I did not even know that there was an entire girl culture I was clueless about until just a year or so ago, when other women were trying to convince me that I should feel intimidated by a new friend who happened to be tall, blond, blue-eyed, voluptuous, and gorgeous. I didn’t understand why I was supposed to be intimidated by my friend. One female business associate explained, patiently, that I should be jealous, or competitive, with my friend. I asked, “Why? She’s my friend. The rain is wet and she’s beautiful. Why should that bother me?” She never could explain it to me, but later that business trip she showed me: by sandbagging me before an important business dinner. I did the guy thing, and asked her if I needed to dress up for the event. She assured me that business clothes were fine.
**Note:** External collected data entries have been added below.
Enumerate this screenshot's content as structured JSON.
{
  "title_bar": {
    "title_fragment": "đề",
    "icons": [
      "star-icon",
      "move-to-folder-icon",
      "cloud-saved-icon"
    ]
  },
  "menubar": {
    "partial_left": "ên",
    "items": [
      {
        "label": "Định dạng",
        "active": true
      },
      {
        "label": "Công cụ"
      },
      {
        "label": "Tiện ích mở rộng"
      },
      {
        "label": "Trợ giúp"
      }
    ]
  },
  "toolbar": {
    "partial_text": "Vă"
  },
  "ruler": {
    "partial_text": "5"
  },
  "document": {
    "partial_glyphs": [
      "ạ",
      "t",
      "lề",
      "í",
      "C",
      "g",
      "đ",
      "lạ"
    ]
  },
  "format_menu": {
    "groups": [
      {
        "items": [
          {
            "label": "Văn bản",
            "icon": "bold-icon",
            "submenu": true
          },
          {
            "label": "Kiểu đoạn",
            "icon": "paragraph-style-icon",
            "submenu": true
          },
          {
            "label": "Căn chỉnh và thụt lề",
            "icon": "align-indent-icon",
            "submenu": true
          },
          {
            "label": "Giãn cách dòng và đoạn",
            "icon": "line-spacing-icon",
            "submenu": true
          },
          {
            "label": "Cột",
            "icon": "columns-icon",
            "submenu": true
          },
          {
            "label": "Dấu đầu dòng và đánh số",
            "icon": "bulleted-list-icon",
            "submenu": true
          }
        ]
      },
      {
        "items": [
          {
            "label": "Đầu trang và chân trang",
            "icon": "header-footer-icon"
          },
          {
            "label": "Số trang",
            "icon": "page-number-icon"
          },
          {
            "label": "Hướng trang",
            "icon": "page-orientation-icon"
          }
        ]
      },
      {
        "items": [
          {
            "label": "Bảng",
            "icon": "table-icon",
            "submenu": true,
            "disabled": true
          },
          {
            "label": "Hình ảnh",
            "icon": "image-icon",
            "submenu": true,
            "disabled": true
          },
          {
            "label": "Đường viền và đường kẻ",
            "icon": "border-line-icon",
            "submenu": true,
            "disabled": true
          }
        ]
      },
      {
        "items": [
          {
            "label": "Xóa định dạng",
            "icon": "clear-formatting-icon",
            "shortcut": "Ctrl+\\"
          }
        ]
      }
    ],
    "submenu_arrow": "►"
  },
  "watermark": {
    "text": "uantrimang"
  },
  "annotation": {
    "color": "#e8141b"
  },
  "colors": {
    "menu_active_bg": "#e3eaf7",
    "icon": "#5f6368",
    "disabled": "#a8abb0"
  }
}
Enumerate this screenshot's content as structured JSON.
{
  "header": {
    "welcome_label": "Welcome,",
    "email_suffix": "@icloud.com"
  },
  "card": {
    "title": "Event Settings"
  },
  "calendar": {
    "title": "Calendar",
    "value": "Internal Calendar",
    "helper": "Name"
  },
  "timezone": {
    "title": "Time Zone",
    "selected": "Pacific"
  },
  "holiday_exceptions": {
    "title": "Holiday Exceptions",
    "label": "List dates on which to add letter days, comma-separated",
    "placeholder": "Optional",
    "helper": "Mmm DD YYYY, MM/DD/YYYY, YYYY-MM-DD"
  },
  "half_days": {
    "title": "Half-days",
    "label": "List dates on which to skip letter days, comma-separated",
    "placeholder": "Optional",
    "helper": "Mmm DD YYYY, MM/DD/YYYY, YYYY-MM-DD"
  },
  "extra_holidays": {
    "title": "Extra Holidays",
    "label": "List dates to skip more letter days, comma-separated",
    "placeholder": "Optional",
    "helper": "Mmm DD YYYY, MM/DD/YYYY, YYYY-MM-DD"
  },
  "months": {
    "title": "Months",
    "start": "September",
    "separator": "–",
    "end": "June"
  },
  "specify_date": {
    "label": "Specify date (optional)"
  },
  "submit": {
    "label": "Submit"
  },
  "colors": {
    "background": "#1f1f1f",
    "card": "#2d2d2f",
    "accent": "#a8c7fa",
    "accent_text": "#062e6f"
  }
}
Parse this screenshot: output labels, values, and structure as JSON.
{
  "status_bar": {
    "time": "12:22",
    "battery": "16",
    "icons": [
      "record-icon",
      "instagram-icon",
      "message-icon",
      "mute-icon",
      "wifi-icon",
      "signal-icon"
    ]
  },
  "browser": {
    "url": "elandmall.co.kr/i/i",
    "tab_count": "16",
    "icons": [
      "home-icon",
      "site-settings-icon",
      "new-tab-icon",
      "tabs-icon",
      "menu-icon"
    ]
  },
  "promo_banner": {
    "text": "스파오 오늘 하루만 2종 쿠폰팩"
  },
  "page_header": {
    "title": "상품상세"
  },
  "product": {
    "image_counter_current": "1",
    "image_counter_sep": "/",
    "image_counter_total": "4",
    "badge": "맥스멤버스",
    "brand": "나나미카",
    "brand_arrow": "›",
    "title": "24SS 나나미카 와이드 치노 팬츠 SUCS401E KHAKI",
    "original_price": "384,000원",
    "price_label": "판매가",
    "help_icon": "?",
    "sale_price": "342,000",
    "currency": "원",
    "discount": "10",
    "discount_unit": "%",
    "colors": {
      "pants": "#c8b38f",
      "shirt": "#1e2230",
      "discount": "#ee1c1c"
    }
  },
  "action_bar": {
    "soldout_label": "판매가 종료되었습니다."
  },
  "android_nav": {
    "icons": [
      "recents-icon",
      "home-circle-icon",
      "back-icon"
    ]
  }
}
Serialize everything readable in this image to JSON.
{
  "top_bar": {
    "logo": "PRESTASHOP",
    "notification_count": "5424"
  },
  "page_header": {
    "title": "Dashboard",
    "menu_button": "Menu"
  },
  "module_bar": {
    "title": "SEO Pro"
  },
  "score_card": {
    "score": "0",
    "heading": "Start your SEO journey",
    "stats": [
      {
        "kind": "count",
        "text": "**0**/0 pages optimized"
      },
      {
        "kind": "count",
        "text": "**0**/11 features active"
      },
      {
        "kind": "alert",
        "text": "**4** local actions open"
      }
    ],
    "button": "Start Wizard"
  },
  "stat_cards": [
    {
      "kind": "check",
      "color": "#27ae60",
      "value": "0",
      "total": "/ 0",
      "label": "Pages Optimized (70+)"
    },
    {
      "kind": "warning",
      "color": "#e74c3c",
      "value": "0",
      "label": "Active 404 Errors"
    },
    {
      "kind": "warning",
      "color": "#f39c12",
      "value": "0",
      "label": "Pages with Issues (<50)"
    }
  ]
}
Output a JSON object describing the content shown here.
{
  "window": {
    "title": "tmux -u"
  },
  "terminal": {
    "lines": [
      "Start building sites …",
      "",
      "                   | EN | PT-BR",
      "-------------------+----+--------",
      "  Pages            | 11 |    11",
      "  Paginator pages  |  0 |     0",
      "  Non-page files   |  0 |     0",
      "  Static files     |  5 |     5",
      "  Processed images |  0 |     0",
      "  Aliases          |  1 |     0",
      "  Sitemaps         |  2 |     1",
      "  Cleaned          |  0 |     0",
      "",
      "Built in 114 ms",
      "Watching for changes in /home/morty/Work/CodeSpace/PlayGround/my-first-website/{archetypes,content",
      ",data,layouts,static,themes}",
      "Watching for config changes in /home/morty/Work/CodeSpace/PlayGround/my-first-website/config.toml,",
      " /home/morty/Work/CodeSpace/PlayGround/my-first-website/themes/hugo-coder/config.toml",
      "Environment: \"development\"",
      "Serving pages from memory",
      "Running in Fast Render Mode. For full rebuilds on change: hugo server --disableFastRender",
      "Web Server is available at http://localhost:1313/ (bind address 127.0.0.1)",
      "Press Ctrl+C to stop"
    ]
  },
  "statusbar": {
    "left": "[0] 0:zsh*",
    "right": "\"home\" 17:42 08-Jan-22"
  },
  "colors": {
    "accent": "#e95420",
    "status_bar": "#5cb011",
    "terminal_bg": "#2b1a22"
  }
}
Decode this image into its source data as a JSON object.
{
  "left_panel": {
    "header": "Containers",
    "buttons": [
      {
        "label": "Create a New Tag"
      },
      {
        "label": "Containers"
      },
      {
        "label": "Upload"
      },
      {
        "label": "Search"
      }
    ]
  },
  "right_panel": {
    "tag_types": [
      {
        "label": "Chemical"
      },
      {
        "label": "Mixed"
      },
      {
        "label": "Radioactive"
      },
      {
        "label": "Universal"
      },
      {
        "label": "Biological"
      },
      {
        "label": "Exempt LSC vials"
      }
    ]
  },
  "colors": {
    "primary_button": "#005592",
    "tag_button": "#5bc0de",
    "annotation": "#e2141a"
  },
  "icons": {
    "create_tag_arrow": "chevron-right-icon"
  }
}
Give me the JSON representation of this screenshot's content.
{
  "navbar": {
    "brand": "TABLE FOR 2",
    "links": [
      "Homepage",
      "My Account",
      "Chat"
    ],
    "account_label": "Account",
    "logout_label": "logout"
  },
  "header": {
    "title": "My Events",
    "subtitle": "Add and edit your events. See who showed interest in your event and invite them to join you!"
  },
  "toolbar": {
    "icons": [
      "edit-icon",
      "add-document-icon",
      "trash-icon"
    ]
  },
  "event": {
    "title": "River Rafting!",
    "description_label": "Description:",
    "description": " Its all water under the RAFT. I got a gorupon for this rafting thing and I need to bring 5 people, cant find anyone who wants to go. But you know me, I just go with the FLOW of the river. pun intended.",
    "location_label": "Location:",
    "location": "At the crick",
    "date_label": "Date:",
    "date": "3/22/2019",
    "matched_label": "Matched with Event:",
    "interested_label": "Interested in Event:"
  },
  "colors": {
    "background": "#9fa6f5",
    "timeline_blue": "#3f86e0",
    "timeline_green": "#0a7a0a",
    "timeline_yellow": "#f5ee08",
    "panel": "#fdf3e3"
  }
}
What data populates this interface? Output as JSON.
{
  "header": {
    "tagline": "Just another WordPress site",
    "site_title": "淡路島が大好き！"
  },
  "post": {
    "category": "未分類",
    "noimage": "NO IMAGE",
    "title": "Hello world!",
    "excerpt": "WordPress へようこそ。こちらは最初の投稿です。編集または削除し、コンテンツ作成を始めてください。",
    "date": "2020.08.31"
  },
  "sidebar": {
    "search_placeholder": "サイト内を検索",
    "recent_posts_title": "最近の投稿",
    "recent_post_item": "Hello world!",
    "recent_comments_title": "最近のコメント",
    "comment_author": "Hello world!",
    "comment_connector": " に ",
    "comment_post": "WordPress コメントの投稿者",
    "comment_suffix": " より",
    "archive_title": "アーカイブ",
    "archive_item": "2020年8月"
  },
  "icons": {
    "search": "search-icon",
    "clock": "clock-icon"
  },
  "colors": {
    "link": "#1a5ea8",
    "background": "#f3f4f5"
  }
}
When I arrived at the event, I was the only woman there not dressed to kill. Cocktail dresses or more, full make-up, professionally styled hair—the works. The woman herself was in a semi-formal sequined number with her hair done up on top of her head in elaborate curls. In that moment, I got it. I’d intimidated her because I was attractive by her standards and she’d feared that if I dressed up I’d look better than she did. I got that she’d lied to me so I wouldn’t look as dressed up. I was the most casually dressed woman there. Did it bother me? Yes, because I hate being lied to. Did it make me feel less of a woman by wearing something that wasn’t as frilly? No. I wasn’t competing with anyone at the business function. I was there for business, not to see who could be queen bitch. But this one incident explained a lifetime of mystery regarding other women, and before that other girls, to me. I had been on the receiving end of things like this my whole life and never understood that most of the other women were playing by this secret game, one that I had never been told existed.
I’m only competitive with myself and with people I see as true competition in business. But not in the cutthroat way, only, How is that writer doing better than me? What are they doing that I’m not? Who’s making more money? Find out how. More prestige? Find out how. I’ve always looked around and found the writers doing better than me in some way and tried to find out their business plan and do my own version of it. I play to win the big picture, not the small squabbles, but I also play like I believe a woman is “supposed” to play if she really were the kinder sex. I like to see everyone succeed. I’m helpful if I can be. I have never knowingly undercut another woman personally, or in business, just because she was a woman and I felt she might look better than me in a dress. That kind of thinking hurts not only the woman who’s being picked on, but even more the woman doing it. The female business associate who was so intimidated by me lost a chance to be my friend, and I try to be a really good friend.
I’m still very good friends with my tall, gorgeous, blond, blue-eyed friend. She and I get along just fine.